Pre-race preparation

For those of you who enjoy racing it can be a challenge to know how to prepare correctly in order to perform at your best.  After all the hard work you’ve put into training in the months leading up to an event, it would be a shame if it all came unstuck in the final days before the race.  The golden rule for pre-race preparation is not to try anything new on race day!  It is important to test out any new techniques on a training session well before race day just in case what you are trying has a negative impact on your performance.  Everyone is different and what suits one athlete may upset another so you may have to try a few different approaches before you find a routine that leaves you feeling primed and ready when you line up on the start line.   The following is a list of things to think about when preparing for your next big event.


Tapering is the process of gradually reducing the volume and intensity of training in the lead up to a race.  Tapering gives your body a chance to recover from all the hard training you’ve done and makes sure your muscles are in tip top condition on race day.  As you might expect, the amount and duration of tapering required depends largely on the distance of the event you’re competing in with a couple of days being sufficient for a 5km race while a marathon may require 2-3 weeks.  A lot of athletes will find that they feel lazy and out of sorts when they cut back on training but tapering is important so it can help to throw in some extra low-impact activities such as swimming or gentle exercise bike to keep you feeling active.


Pre-race nutrition is a huge topic so I will include just a few of the important things to keep in mind.  Just like tapering, the role of nutrition in your race preparation depends largely on the distance of the race.

If you’re running something shorter such as a 5km race then:

  • You don’t need to worry about carbohydrate loading
  • The most important thing is to eat something that won’t upset your stomach on race day
  • Some studies have shown that dairy products can increase the risk of cramp and advise athletes to avoid dairy on race day.
  • There is a lot of evidence for the benefits of caffeine before exercise showing that caffeine can enhance endurance and reduce perceived exertion, however caffeine is a diuretic and can cause dehydration so be sure to drink plenty of water and avoid caffeine if you know it upsets your stomach.
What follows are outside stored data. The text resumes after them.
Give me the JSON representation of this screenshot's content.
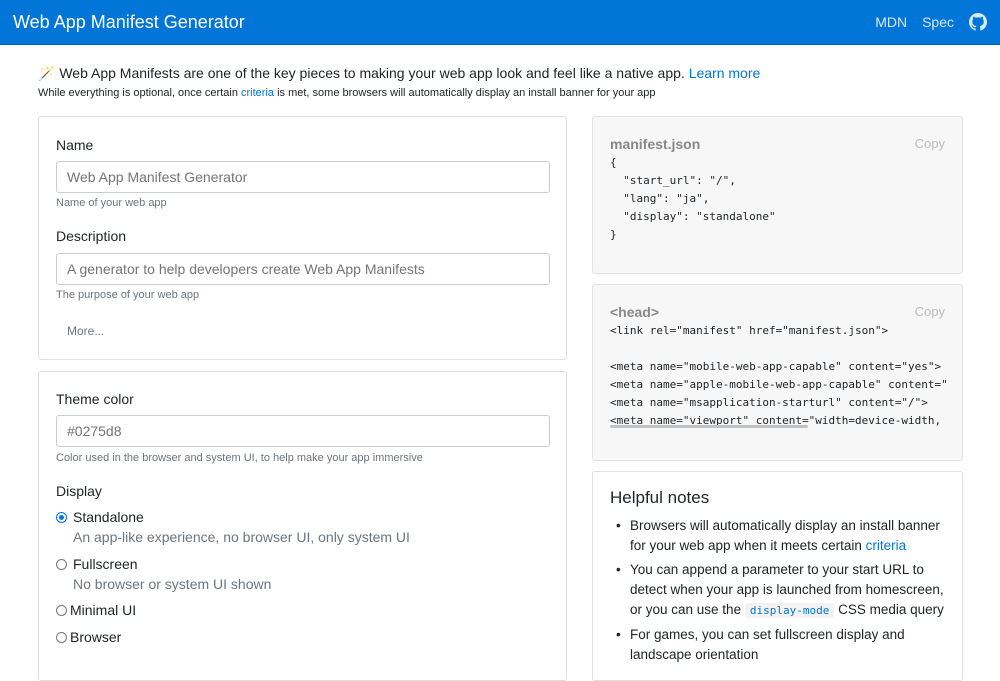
{
  "navbar": {
    "title": "Web App Manifest Generator",
    "links": [
      "MDN",
      "Spec"
    ],
    "github_icon": "github-icon"
  },
  "intro": {
    "wand": "🪄",
    "text": "Web App Manifests are one of the key pieces to making your web app look and feel like a native app.",
    "learn_more": "Learn more",
    "sub_before": "While everything is optional, once certain",
    "sub_link": "criteria",
    "sub_after": "is met, some browsers will automatically display an install banner for your app"
  },
  "form1": {
    "name_label": "Name",
    "name_placeholder": "Web App Manifest Generator",
    "name_help": "Name of your web app",
    "desc_label": "Description",
    "desc_placeholder": "A generator to help developers create Web App Manifests",
    "desc_help": "The purpose of your web app",
    "more": "More..."
  },
  "form2": {
    "theme_label": "Theme color",
    "theme_placeholder": "#0275d8",
    "theme_help": "Color used in the browser and system UI, to help make your app immersive",
    "display_label": "Display",
    "options": [
      {
        "label": "Standalone",
        "desc": "An app-like experience, no browser UI, only system UI",
        "checked": true
      },
      {
        "label": "Fullscreen",
        "desc": "No browser or system UI shown",
        "checked": false
      },
      {
        "label": "Minimal UI",
        "desc": "",
        "checked": false
      },
      {
        "label": "Browser",
        "desc": "",
        "checked": false
      }
    ]
  },
  "manifest": {
    "title": "manifest.json",
    "copy": "Copy",
    "code": "{\n  \"start_url\": \"/\",\n  \"lang\": \"ja\",\n  \"display\": \"standalone\"\n}"
  },
  "head": {
    "title": "<head>",
    "copy": "Copy",
    "code": "<link rel=\"manifest\" href=\"manifest.json\">\n\n<meta name=\"mobile-web-app-capable\" content=\"yes\">\n<meta name=\"apple-mobile-web-app-capable\" content=\"\n<meta name=\"msapplication-starturl\" content=\"/\">\n<meta name=\"viewport\" content=\"width=device-width,"
  },
  "notes": {
    "title": "Helpful notes",
    "n1_text": "Browsers will automatically display an install banner for your web app when it meets certain",
    "n1_link": "criteria",
    "n2_before": "You can append a parameter to your start URL to detect when your app is launched from homescreen, or you can use the",
    "n2_code": "display-mode",
    "n2_after": "CSS media query",
    "n3_text": "For games, you can set fullscreen display and landscape orientation"
  },
  "colors": {
    "accent": "#0275d8",
    "navbar": "#0275d8"
  }
}
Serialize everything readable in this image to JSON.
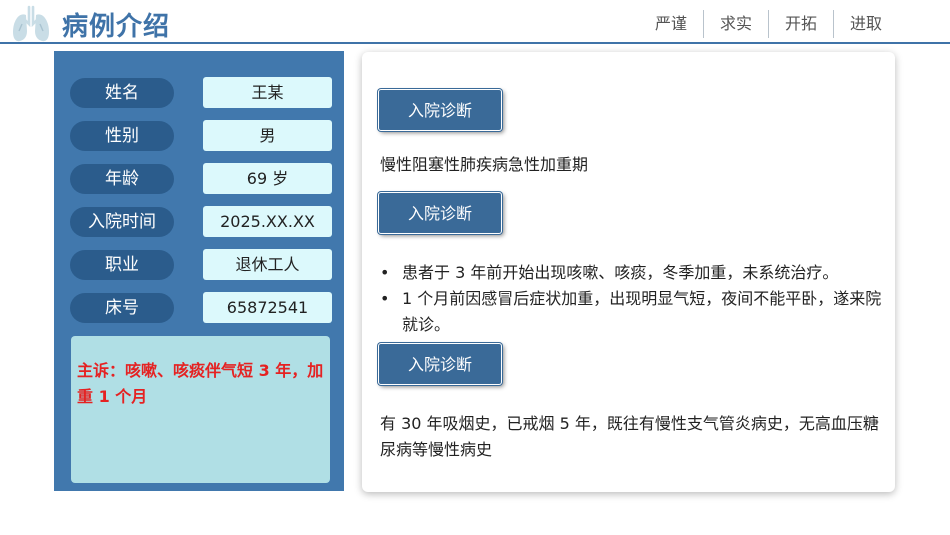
{
  "header": {
    "title": "病例介绍",
    "nav": [
      "严谨",
      "求实",
      "开拓",
      "进取"
    ]
  },
  "patient": {
    "fields": [
      {
        "label": "姓名",
        "value": "王某"
      },
      {
        "label": "性别",
        "value": "男"
      },
      {
        "label": "年龄",
        "value": "69 岁"
      },
      {
        "label": "入院时间",
        "value": "2025.XX.XX"
      },
      {
        "label": "职业",
        "value": "退休工人"
      },
      {
        "label": "床号",
        "value": "65872541"
      }
    ],
    "complaint": "主诉：咳嗽、咳痰伴气短 3 年，加重 1 个月"
  },
  "sections": [
    {
      "button": "入院诊断",
      "text": "慢性阻塞性肺疾病急性加重期"
    },
    {
      "button": "入院诊断",
      "bullets": [
        "患者于 3 年前开始出现咳嗽、咳痰，冬季加重，未系统治疗。",
        "1 个月前因感冒后症状加重，出现明显气短，夜间不能平卧，遂来院就诊。"
      ]
    },
    {
      "button": "入院诊断",
      "text": "有 30 年吸烟史，已戒烟 5 年，既往有慢性支气管炎病史，无高血压糖尿病等慢性病史"
    }
  ],
  "colors": {
    "primary": "#3f73a8",
    "label_bg": "#2b5c8c",
    "value_bg": "#dcf9fc",
    "complaint_bg": "#b0dfe5",
    "complaint_text": "#e52222",
    "button_bg": "#3a6a98"
  },
  "icons": {
    "logo": "lungs-icon"
  }
}
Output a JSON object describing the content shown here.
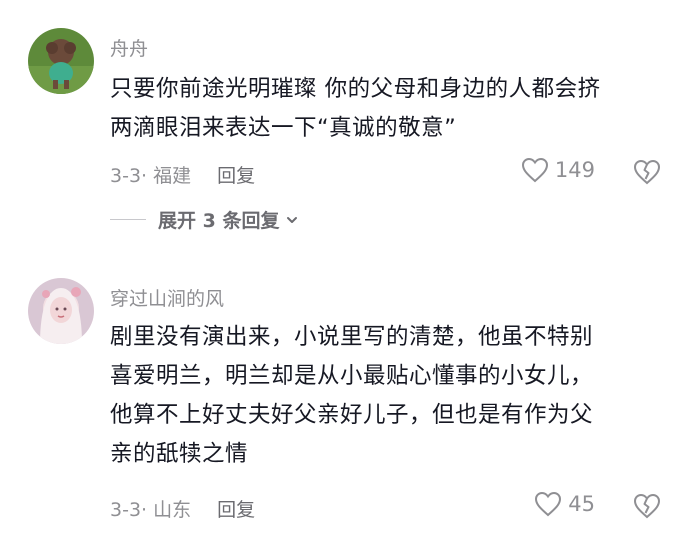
{
  "comments": [
    {
      "username": "舟舟",
      "lines": [
        "只要你前途光明璀璨 你的父母和身边的人都会挤",
        "两滴眼泪来表达一下“真诚的敬意”"
      ],
      "date": "3-3",
      "location": "福建",
      "reply_label": "回复",
      "likes": "149",
      "expand_label": "展开 3 条回复"
    },
    {
      "username": "穿过山涧的风",
      "lines": [
        "剧里没有演出来，小说里写的清楚，他虽不特别",
        "喜爱明兰，明兰却是从小最贴心懂事的小女儿，",
        "他算不上好丈夫好父亲好儿子，但也是有作为父",
        "亲的舐犊之情"
      ],
      "date": "3-3",
      "location": "山东",
      "reply_label": "回复",
      "likes": "45"
    }
  ],
  "colors": {
    "secondary_text": "#8f8f93",
    "primary_text": "#161823"
  },
  "icons": [
    "heart-outline-icon",
    "broken-heart-icon",
    "chevron-down-icon"
  ]
}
If you’re running a longer distance event such as a half marathon or longer then:

  • Prepare your glycogen stores by eating plenty of carbohydrates in the days prior to the event, including a light pasta meal the night before
  • On the day, complex carbohydrates such as wholemeal toast or a banana will help make sure you have enough energy to get through the race
  • If your race is going to take longer than 90 minutes consider consuming some energy during the race such as an energy gel or jelly beans – it is very important to test this out in training as eating during a race can cause cramp and nausea.


Dehydration can heavily impact your performance and it is important to make sure you’re adequately hydrated prior to your race.  Hydrating the day before is paramount because come race day you don’t want to be ducking off to the loo every 5 minutes because you’ve drunk too much water.  Although it may sound a little odd, an excellent guide to your hydration state is the colour of your urine, if your urine is clear like water then you are well hydrated but if it is yellow in colour then you could be dehydrated and should drink some more water.


Warming up is where individual preferences become very important.  Much research has been devoted to determining the most effective method of warming up – static stretching, jogging, dynamic stretching etc.    In general a 10-15 minute jog, a few stretches of the major muscle groups and a few strides or run-throughs should be sufficient to get the blood flowing and your body ready to race.


Some athletes get very nervous prior to a race and while a few nerves can bring out a great performance, too much anxiety can have a detrimental effect on your race.  There are a few techniques commonly used to help reduce pre-race jitters including being well prepared, sticking to a routine on race morning, visualisation of your race plan or listening to music.  Nerves are natural prior to a big race so it is important to learn to manage them and not let them bring you down.

In summary, after months of hard training it can be your pre-race preparation that determines whether you have a fantastic race or not.  Keeping in mind a few simple principals including tapering, nutrition, hydration, warming-up and most importantly sticking to a tested routine can help ensure your body is in tip-top condition when you line up on the start line.